When you run→ → , the following column of strings on the left will transform into the values on the right:
|2012 02 16||→||2012-02-16T00:00:00Z|
|August 2nd 1964||→||1964-08-02T00:00:00Z|
OpenRefine uses a variety of tools to recognize, convert, and format dates and so some of the values above can be reformatted using other methods. In this case, clicking the “today” cell and editing its data type manually will convert “today” into a value such as “2020-08-14T00:00:00Z”. Attempting the same data-type change on “never” will give you an error message and refuse to proceed.
You can do more precise conversion and formatting using expressions and arguments based on the state of your data: see the GREL functions reference section on Date functions for more help.
You can convert dates into a more human-readable format when you export your data using the custom tabular exporter. You are given the option to keep your dates in the ISO 8601 format, to output short, medium, long, or full locale formats, or to specify a custom format. This means that you can format your dates into, for example, MM/DD/YY (the US short standard) with or without including the time, after working with ISO-8601-formatted dates in your project.
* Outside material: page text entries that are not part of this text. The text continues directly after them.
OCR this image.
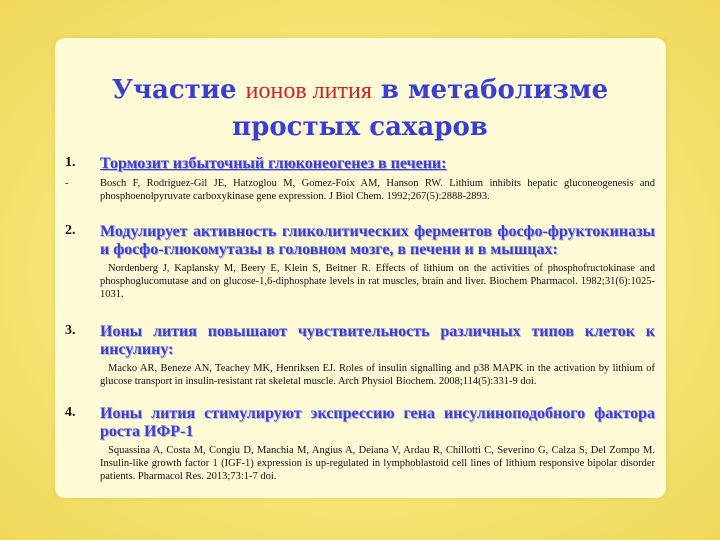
Участие ионов лития в метаболизме простых сахаров
1. Тормозит избыточный глюконеогенез в печени:
-	Bosch F, Rodriguez-Gil JE, Hatzoglou M, Gomez-Foix AM, Hanson RW. Lithium inhibits hepatic gluconeogenesis and phosphoenolpyruvate carboxykinase gene expression. J Biol Chem. 1992;267(5):2888-2893.
2. Модулирует активность гликолитических ферментов фосфо-фруктокиназы и фосфо-глюкомутазы в головном мозге, в печени и в мышцах:
Nordenberg J, Kaplansky M, Beery E, Klein S, Beitner R. Effects of lithium on the activities of phosphofructokinase and phosphoglucomutase and on glucose-1,6-diphosphate levels in rat muscles, brain and liver. Biochem Pharmacol. 1982;31(6):1025-1031.
3. Ионы лития повышают чувствительность различных типов клеток к инсулину:
Macko AR, Beneze AN, Teachey MK, Henriksen EJ. Roles of insulin signalling and p38 MAPK in the activation by lithium of glucose transport in insulin-resistant rat skeletal muscle. Arch Physiol Biochem. 2008;114(5):331-9 doi.
4. Ионы лития стимулируют экспрессию гена инсулиноподобного фактора роста ИФР-1
Squassina A, Costa M, Congiu D, Manchia M, Angius A, Deiana V, Ardau R, Chillotti C, Severino G, Calza S, Del Zompo M. Insulin-like growth factor 1 (IGF-1) expression is up-regulated in lymphoblastoid cell lines of lithium responsive bipolar disorder patients. Pharmacol Res. 2013;73:1-7 doi.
The following table shows some example date and time formatting styles for the U.S. and French locales:
|Style||U.S. Locale||French Locale|
|Default||Jun 30, 2009 7:03:47 AM||30 juin 2009 07:03:47|
|Short||6/30/09 7:03 AM||30/06/09 07:03|
|Medium||Jun 30, 2009 7:03:47 AM||30 juin 2009 07:03:47|
|Long||June 30, 2009 7:03:47 AM PDT||30 juin 2009 07:03:47 PDT|
|Full||Tuesday, June 30, 2009 7:03:47 AM PDT||mardi 30 juin 2009 07 h 03 PDT|
Rows vs. records
A row is a simple way to organize data: a series of cells, one cell per column. Sometimes there are multiple pieces of information in one cell, such as when a survey respondent can select more than one response.
In cases where there is more than one value for a single column in one or more rows, you may wish to use OpenRefine’s records mode: this defines a single record as potentially containing more than one row. From there you can transform cells into multiple rows, each cell containing one value you’d like to work with.
Generally, when you import some data, OpenRefine reads that data in row mode. From the project screen, you can convert the project into records mode. OpenRefine remembers this action and will present you with records mode each time you open the project from then on.
OpenRefine understands records based on the content of the first column, what we call the “key column.” Splitting a row into a multi-row record will base all association on the first column in your dataset.
If you have more than one column to split out into multiple rows, OpenRefine will keep your data associated with its original record, and associate subgroups based on the top-most row in each group.
You can imagine the structure as a tree with many branches, all leading back to the same trunk.
For example, your key column may be a film or television show, with multiple cast members identified by name, associated to that work. You may have one or more roles listed for each person. The roles are linked to the actors, which are linked to the title.
|The Wizard of Oz||Judy Garland||Dorothy Gale|
|The Tin Man|
|The Cowardly Lion|
|Frank Morgan||Professor Marvel|
|The Carriage Driver|
|The Wizard of Oz|
|Margaret Hamilton||Miss Almira Gulch|
|The Wicked Witch of the West|
Once you are in records mode, you can still move some columns around, but if you move a column to the beginning, you may find your data becomes misaligned. The new key column will sort into records based on empty cells, and values in the old key column will be assigned to the last row in the old record (the key value sitting above those values).
OpenRefine assigns a unique key behind the scenes, so your records don’t need a unique identifier in the key column. You can keep track of which rows are assigned to each record by the record number that appears under thecolumn.
Be careful when in records mode that you do not accidentally delete rows based on being blank in one column where there is a value in another.